Neste caso, teria direito os dois próximos do cadastro de reserva à nomeação, os o recente julgado do STJ resguarda apenas os que efetivamente passaram dentro do número de vagas, e não os do cadastro de reservas, mesmo retsando cargos sem provimento??
Olá Keila e demais,
O entendimento do STJ é o correto. Ou seja, há direito líquido e certo se houver aprovação dentro do número original de vagas do edital.
Aos interessados, adianto que aqui no RN, quem ajuizou ação nesse sentido teve total êxito. Quem interessar, tenho detalhes para a petição (MANDADO DE SEGURANÇA).
[email protected] (84) 3334-0011
Não passei dentro do número de vagas, mas fiquei em cadastro de reserva. Ocorre que já foram chamadas mais algumas pessoas do cadastro de reservas, pois vários servidores que tomaram posse pelo concurso jé pediram exoneração.
Dessa forma, sabendo que possui dois cargos vagos atualmente no órgão, posso ajuizar um MS para ter direito à nomeação, ou apenas os que passaram dentro do número de vagas tem o direito assegurado, de acordo com essa posição recente do STJ???
Aldo,
Então, como a decisão do STJ protege apenas os aprovados dentro do número de vagas previstos no edital, quem ficou em reserva técnica, mesmo tendo cargos vagos no órgão público, não teria direito amparável por MS sob o argumento apenas da existência de cargos sem provimento previstos no edital..
Parece que a alternativa seria apenas a de provar a existência de servidores temporários exercendo função compatível com a que foi prevista para ser provida por servidores efetivos através do concurso realizado?
Agradeço muito sua atenção, e ajuda. Obrigada
Veja, você traz um caso novo, de forma específica. Havendo reserva técnica, não é legal a contratação temporária. Nesse caso específico que vc lelata, cabe sim a propositura de MS, haja vista que o ente público (Prefeitura), tem alguém, concursado, em reserva técnica, proveniente de concurso público, não se justificando, no entanto, a contratação temporária.

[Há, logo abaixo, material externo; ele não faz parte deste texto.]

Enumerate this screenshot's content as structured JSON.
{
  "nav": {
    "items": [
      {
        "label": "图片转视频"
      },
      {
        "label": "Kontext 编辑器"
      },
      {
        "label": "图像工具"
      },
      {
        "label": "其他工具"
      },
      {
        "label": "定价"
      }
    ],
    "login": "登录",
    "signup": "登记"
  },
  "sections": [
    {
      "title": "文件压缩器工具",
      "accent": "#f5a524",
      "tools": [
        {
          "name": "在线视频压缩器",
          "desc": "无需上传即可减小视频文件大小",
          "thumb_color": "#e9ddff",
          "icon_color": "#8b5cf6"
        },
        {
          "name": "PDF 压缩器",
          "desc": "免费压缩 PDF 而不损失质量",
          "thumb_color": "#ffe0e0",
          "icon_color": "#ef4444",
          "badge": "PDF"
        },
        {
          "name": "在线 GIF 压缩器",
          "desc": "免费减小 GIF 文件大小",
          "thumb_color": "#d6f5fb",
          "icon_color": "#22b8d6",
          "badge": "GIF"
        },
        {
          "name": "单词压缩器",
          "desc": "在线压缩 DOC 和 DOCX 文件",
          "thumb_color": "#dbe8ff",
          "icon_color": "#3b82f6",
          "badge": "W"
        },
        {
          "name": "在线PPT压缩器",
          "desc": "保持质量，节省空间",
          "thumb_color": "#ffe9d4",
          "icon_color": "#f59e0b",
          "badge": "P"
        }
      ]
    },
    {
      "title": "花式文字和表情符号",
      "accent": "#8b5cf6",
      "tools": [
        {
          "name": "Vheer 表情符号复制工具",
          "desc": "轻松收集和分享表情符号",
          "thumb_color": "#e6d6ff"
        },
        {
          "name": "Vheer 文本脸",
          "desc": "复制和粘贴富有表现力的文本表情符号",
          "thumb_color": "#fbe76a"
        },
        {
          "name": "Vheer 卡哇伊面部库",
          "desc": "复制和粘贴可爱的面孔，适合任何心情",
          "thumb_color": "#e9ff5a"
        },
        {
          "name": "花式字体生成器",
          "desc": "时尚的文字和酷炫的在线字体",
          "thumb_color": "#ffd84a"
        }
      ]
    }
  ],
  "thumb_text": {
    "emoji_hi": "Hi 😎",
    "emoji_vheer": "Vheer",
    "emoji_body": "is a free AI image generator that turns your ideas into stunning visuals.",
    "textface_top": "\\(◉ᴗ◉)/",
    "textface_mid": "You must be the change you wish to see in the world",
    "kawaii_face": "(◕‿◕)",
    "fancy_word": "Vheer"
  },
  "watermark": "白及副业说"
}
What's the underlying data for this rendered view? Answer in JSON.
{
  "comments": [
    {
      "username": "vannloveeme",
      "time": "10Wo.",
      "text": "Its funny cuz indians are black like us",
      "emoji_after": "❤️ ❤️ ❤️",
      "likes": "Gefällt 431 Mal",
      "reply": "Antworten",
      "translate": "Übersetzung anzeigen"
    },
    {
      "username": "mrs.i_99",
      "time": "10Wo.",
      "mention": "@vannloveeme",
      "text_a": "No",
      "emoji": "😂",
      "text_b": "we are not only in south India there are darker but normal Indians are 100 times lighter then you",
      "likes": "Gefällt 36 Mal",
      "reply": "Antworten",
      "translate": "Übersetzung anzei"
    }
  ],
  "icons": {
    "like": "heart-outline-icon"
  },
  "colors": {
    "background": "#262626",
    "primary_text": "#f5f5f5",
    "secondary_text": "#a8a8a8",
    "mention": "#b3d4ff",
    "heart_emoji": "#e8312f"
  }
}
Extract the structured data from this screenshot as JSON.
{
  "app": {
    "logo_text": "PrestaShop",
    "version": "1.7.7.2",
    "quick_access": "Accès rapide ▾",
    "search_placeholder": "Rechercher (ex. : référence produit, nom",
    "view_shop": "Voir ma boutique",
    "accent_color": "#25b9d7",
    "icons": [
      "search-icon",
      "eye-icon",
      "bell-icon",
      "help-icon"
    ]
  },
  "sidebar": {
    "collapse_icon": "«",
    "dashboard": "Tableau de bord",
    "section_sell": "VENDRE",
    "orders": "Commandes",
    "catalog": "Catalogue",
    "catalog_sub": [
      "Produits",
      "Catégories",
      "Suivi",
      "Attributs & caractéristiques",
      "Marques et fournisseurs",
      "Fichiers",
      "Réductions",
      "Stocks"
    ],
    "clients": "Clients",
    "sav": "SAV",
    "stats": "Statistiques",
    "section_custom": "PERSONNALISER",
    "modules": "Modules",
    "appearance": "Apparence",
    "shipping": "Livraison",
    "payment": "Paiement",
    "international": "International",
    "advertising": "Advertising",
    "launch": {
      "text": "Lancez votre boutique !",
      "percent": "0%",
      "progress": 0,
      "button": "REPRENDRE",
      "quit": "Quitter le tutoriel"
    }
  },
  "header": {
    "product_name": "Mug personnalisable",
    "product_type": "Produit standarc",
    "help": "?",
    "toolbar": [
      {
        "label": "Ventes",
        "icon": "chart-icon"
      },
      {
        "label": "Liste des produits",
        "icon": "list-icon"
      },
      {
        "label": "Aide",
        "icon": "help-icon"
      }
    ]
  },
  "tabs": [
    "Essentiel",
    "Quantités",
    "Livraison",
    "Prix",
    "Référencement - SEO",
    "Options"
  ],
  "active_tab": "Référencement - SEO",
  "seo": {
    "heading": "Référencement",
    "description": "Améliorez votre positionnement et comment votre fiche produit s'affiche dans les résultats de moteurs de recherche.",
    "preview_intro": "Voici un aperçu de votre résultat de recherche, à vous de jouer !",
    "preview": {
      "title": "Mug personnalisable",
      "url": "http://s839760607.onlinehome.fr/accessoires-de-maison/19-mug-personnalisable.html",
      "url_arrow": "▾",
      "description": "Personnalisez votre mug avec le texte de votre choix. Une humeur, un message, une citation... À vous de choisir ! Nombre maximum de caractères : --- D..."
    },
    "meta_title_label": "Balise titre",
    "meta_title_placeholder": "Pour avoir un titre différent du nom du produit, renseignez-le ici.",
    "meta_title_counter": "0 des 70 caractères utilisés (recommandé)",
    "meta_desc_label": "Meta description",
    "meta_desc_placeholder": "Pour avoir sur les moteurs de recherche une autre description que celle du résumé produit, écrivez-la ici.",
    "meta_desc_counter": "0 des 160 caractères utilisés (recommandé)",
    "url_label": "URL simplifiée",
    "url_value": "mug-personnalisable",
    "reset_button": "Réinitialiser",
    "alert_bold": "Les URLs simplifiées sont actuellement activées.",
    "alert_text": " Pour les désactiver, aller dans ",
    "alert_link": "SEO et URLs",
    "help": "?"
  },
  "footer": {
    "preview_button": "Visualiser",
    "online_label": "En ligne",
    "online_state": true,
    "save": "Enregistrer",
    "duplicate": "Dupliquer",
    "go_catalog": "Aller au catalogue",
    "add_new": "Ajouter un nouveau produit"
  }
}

Só se admite esse tipo de contratação (temporária), por excepcional interesse público e outros requisitos, como casos emergenciais.
É cabível, portanto, o ajuizamento de MS, lembre-se: Nesse caso específico que vc relata.
Boa sorte, então.
Olá amigos, estou com um caso parecido, e preciso da ajuda de vocês.
Um grupo de 15 aprovados num concurso dos Correios me procurou, por já terem realizado todas as etapas do concurso, inclusive o Exame de aptidão física.
Reza o Edital do concurso que "os canditados aprovados para os cargos de Carteiro I e Operador de Triagem e Transbordo I nas provas objetivas serão convocados para a realização dos testes de robustez e de aptidão física, GRADUALMENTE, MEDIANTE AS NECESSIDADES DA EMPRESA" (grifo nosso).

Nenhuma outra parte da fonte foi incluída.